In truth, the thought of leaving his none-too-reliable brother in charge of the business filled Rhys with dread, which was why he’d asked Sam Beardsley, his father’s right-hand man, to come out of retirement and oversee things while he was away on his honeymoon. Now it would be time away to win back his fiancée.

But the last thing Rhys wanted was for his brother to see his lack of faith in him, so, forcing a smile, he held out his hand. “Thanks, I’d appreciate that.”

Jack beamed as they shook hands, until a sudden trill of female laughter from down the hall had him glancing over his shoulder. “I—I’d better go,” he said, his attention obviously diverted. “Someone needs to calm down the Beckwiths—and anyone else who might have arrived.”

Rhys knew Jack wasn’t checking on the Beckwiths.

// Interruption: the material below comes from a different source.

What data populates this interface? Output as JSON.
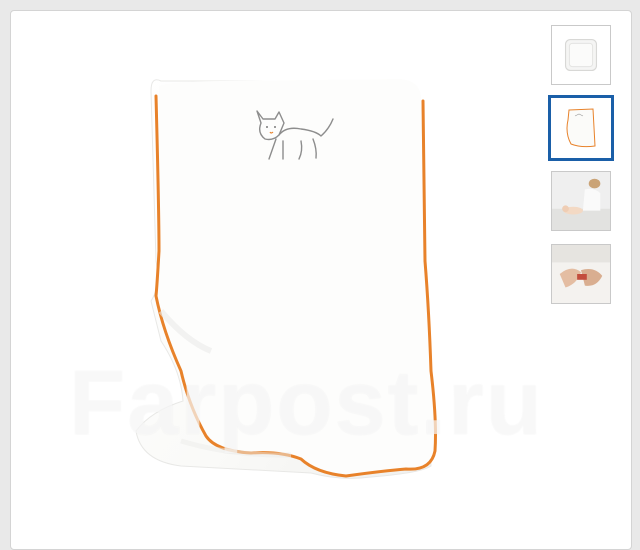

His brother’s ability to get distracted by the opposite sex was both legendary and inevitable, and a good reason why Rhys couldn’t leave Paxton Corporation too long in his hands.

Shaking his head, he made his way to Lucie’s bedroom. He wanted to change out of the tuxedo and his suitcases were there, since they’d planned to leave from the house for the airport. Then, too, he thought as he frowned down at the useless cell, Lucie had her own private phone line in her bedroom.

He went through the door, leaving it open, feeling claustrophobic amid all the pink. Thanks to Mitsy’s decorating the room was a confection of chintz pillows, poofy curtains and fussy white lace, complete with an oversized, overdressed teddy bear perched on the canopied bed. All that was missing was the placard, Rich Young Girl Sleeps Here.

No wonder Lucie sometimes had a skewed grasp on reality. Even the phone was absurd, a plastic rendition of Cinderella’s glass slipper. Who in their right mind talked into a shoe?